Uma pequena cabeleira castanha adentra meu quarto deixando a porta escancarada. Com um pulo, Davi se senta em minha cama e me encara com seus grandes e inteligentes olhos também castanhos. Sinto o coração desacelerar e meus pulmões voltarem a trabalhar.
-Eu queria saber se o seu castigo já "tá" acabado pra "brinca" comigo. –Ele diz em expectativa.
Jamais soubera interagir com crianças na vida, principalmente pelo fato de que minha infância fora roubada para dar lugar a treinos e lições de combate. Porém, não estava realmente sendo obrigada a permanecer no quarto e a ideia de que o príncipe apareceria ali a qualquer momento não me agradava. Além disso, aquele pequeno ser demonstrava tanta expectativa em minha resposta que fez meu coração ceder.

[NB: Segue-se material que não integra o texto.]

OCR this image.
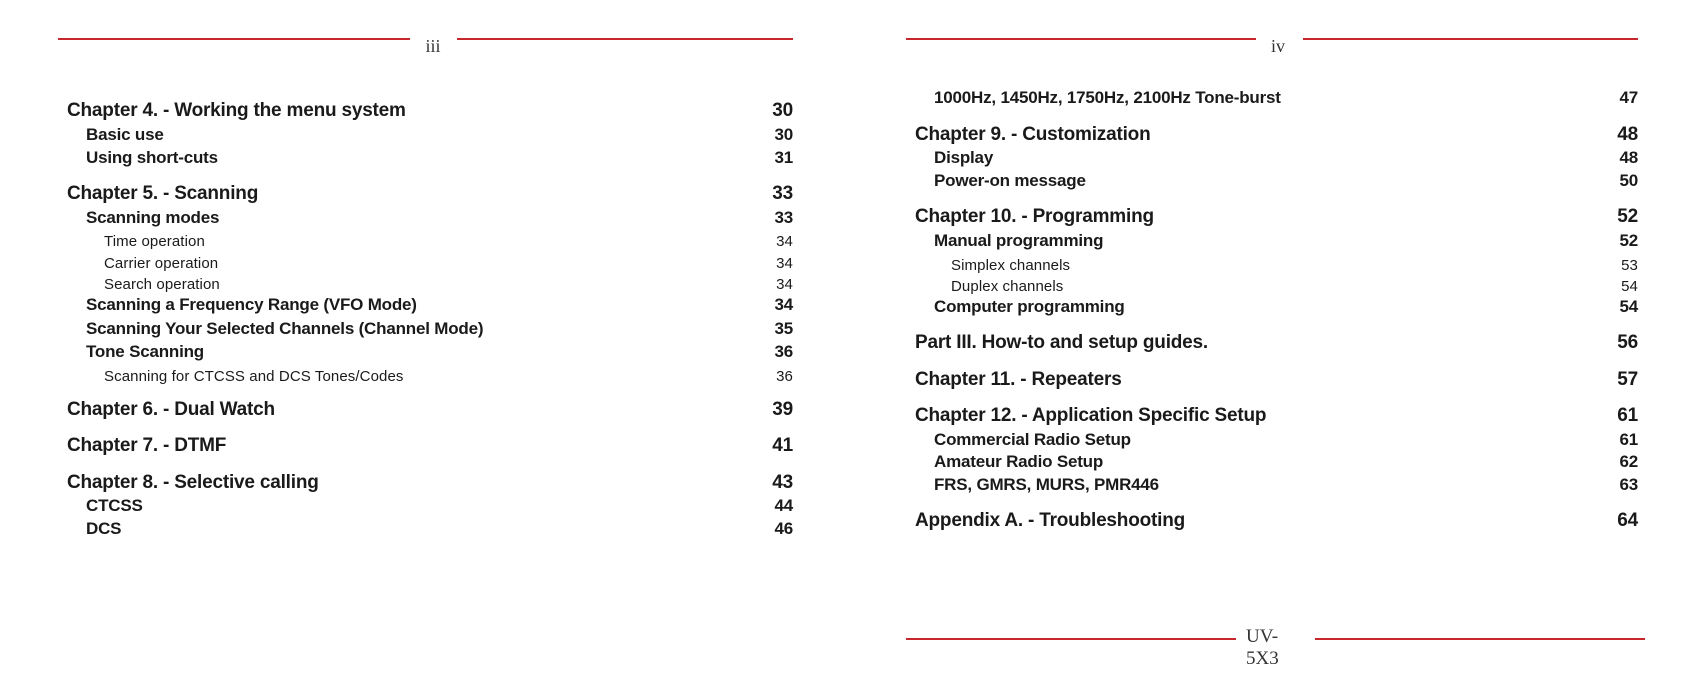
iii
Chapter 4. - Working the menu system	30
Basic use	30
Using short-cuts	31
Chapter 5. - Scanning	33
Scanning modes	33
Time operation	34
Carrier operation	34
Search operation	34
Scanning a Frequency Range (VFO Mode)	34
Scanning Your Selected Channels (Channel Mode)	35
Tone Scanning	36
Scanning for CTCSS and DCS Tones/Codes	36
Chapter 6. - Dual Watch	39
Chapter 7. - DTMF	41
Chapter 8. - Selective calling	43
CTCSS	44
DCS	46
iv
1000Hz, 1450Hz, 1750Hz, 2100Hz Tone-burst	47
Chapter 9. - Customization	48
Display	48
Power-on message	50
Chapter 10. - Programming	52
Manual programming	52
Simplex channels	53
Duplex channels	54
Computer programming	54
Part III. How-to and setup guides.	56
Chapter 11. - Repeaters	57
Chapter 12. - Application Specific Setup	61
Commercial Radio Setup	61
Amateur Radio Setup	62
FRS, GMRS, MURS, PMR446	63
Appendix A. - Troubleshooting	64
UV-5X3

-Para sua sorte, não estou mais de castigo. Mas nós teremos que brincar em algum lugar bem longe do príncipe, ele ainda está zangado. Você topa? –Digo.
-SIM! –Ele grita e abre um enorme sorriso.
Antes que eu perceba, estou sendo arrastada para fora do quarto. A despeito de suas pequenas pernas, Davi corre rápido e tenho que me esforçar para acompanhá-lo. Descemos cada vez mais lances de escadas até chegar em andares em que eu ainda não havia ido.
Empregados circulam e nos lançam olhares desconfiados. A felicidade de Davi é tão contagiante, que me deixo levar e distribuo sorrisos aos estranhos também. Ele me conta sobre suas grandes aventuras vividas no convés do navio enquanto nos embrenhamos mais e mais interior no interior da lata flutuante.
Os corredores parecem mais estreitos, as paredes perdem sua suntuosidade de quadros e vasos de ouro. Chegamos a um corredor que me lembra muito ao dormitório do quartel, simples e limpo, indicando que a realeza não faz mais parte daquela ala do navio.
Davi para em frente a uma porta no meio do corredor e entra. Meus olhos aos poucos se ajustaram melhor a parca iluminação e posso distinguir os objetos a nossa volta: havia uma beliche, um pequeno armário e uma cômoda; simplório exatamente como se espera que seja. Havia também uma caixa no canto do quarto que, para minha surpresa, estava repleta de brinquedos. Bolas, bonecos, jogos de tabuleiro e muitos outros, quase como um ato de rebeldia colorida contra a opressão cinza que nos rodeava.
Sentando-nos no chão, começamos a brincar com tudo que Davi tinha vontade. Não me recordava de outra vez em que eu havia rido tanto na presença de outra pessoa. Sua inocência e pureza me encantam. Antes de cada brincadeira nova, ele questionava se aquilo me agradaria. Sem nem mesmo hesitar, aceito tudo que é proposto.
De tempos em tempos, noto que ele faz algumas perguntas sobre mim: minha família, de onde eu havia vindo, como era o lugar em que nascera. Sua curiosidade despropositada é cativante. O interesse das pessoas geralmente carrega segundas intenções, mas as crianças se dão livremente sem esperar algo em troca.
Com a proximidade do horário do almoço, Davi decide trazer nossa comida para o quarto. Agilmente ele entra e sai da cozinha sem ser descoberto, enquanto eu espero no quarto. Contudo, sendo a criança que é, nossa refeição é recheada de doces e chocolates que deveriam fazer parte da sobremesa.
-A gente deveria "come" só torta de chocolate. Aquelas gosmas verdes que a Suzi me obriga a comer são nojentas. –Ele diz fazendo uma careta.
-Eu concordo. –Falo.
Ele abre um enorme sorriso e continua a preencher nossa conversa sem nenhuma dificuldade. Só reparo quanto tempo se passou ao olhar pela pequena janela e notar o céu enegrecido. Começo a me levantar para ir embora, porém Davi me interrompe.
-Você pode "lê" uma história pra mim? Ainda não sei juntar todas as letrinhas. –Ele pede com olhos esperançosos.
Hesito por alguns instantes. Esse menino com certeza está se insinuando para dentro do meu coração e isso é um perigo. Contudo, o carinho que transborda da sua expressão me persuade a correr o risco de permitir que esse pequeno menino de grandes e brilhantes olhos castanhos resida em meu peito.